Rights campaigners have furiously criticized Britain’s Queen Elizabeth II for the warm welcome she is offering to Bahrain’s King Hamad bin Isa al-Khalifa, saying the king has led a massive crackdown on the dissent in his small country.
Ali Mushaima, the son of a jailed Bahraini activist, said he would hold a vigil outside the Windsor castle, where the queen is hosting Hamad for horse show this weekend.
The activist argued that the queen is providing Hamad and his increasingly repressive regime with a public relations opportunity.
Mushaima’s father and thousands of other Bahrainis have been in jail merely due to their contribution to a peaceful movement for democracy which started in 2011.
“Yet while the king socializes with dignitaries, my ageing father languishes in a cell in Bahrain, denied access to medical treatment for a range of serious illnesses,” said Mushaima in an article for the Guardian newspaper.

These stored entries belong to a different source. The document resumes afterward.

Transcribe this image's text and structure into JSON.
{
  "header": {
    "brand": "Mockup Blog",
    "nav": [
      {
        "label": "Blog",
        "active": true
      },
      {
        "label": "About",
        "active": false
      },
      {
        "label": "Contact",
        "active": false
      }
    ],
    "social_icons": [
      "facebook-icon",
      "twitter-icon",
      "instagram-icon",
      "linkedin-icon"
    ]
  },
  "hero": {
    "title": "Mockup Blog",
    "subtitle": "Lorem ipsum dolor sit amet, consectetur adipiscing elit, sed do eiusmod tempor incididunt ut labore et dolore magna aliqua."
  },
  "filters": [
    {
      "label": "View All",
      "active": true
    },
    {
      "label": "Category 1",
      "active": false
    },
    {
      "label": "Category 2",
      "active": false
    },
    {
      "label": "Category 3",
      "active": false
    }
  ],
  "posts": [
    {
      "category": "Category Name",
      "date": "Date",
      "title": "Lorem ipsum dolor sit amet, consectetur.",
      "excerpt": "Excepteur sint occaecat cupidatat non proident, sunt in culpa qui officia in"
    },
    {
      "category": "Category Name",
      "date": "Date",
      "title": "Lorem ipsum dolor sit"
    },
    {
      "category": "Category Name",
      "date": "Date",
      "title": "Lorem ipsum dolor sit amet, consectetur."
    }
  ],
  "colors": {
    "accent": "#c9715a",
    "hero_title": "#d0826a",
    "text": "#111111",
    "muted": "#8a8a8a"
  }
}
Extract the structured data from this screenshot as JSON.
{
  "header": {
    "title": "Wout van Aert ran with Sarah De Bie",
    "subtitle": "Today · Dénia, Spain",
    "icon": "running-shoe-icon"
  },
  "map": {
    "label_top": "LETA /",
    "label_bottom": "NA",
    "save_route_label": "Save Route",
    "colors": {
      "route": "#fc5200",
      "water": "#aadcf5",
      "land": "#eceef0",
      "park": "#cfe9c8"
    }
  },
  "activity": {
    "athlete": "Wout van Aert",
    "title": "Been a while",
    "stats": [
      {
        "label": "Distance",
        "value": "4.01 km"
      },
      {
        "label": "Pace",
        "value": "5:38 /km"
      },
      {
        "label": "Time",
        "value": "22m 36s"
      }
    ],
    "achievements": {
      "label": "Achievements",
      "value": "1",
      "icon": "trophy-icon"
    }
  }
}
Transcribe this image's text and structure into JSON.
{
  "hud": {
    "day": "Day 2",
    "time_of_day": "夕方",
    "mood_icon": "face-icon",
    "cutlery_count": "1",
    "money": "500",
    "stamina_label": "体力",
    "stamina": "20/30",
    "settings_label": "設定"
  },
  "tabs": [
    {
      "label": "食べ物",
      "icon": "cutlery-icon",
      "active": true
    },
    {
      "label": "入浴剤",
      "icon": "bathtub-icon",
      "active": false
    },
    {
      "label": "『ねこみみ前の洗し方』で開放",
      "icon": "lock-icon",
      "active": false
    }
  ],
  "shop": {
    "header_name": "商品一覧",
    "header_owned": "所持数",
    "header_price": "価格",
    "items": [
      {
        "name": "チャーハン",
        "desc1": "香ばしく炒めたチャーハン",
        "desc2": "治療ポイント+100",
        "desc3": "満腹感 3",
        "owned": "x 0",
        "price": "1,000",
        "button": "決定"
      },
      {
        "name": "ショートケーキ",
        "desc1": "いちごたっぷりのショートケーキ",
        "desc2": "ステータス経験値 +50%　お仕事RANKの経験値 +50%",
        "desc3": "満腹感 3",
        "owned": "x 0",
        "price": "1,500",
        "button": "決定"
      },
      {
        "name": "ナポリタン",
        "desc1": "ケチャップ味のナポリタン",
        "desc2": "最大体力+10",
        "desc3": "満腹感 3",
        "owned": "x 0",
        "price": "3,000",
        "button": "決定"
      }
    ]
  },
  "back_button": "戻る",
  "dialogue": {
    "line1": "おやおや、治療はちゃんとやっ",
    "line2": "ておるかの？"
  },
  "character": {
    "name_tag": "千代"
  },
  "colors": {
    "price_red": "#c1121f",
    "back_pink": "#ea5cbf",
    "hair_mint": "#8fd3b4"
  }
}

“He is not alone: thousands of political prisoners fill the overcrowded cells of Bahrain’s prisons, and many others are deliberately denied medical care,” he wrote.
Britain has largely ignored calls for adopting a tougher policy in dealing with Bahrain, a small Persian Gulf country which has witnessed a harsh repression for most of the decade.
London has continued to support the regime in Manama with various arms and weapons while it also established a new naval base worth 40 million pounds in the country last year.
Hamad regularly attends the five-day Royal Windsor horse show, a main event in the annual calendar of the British queen.
The two monarchs have shown a great degree of closeness during the meetings and have even gifted each other horses.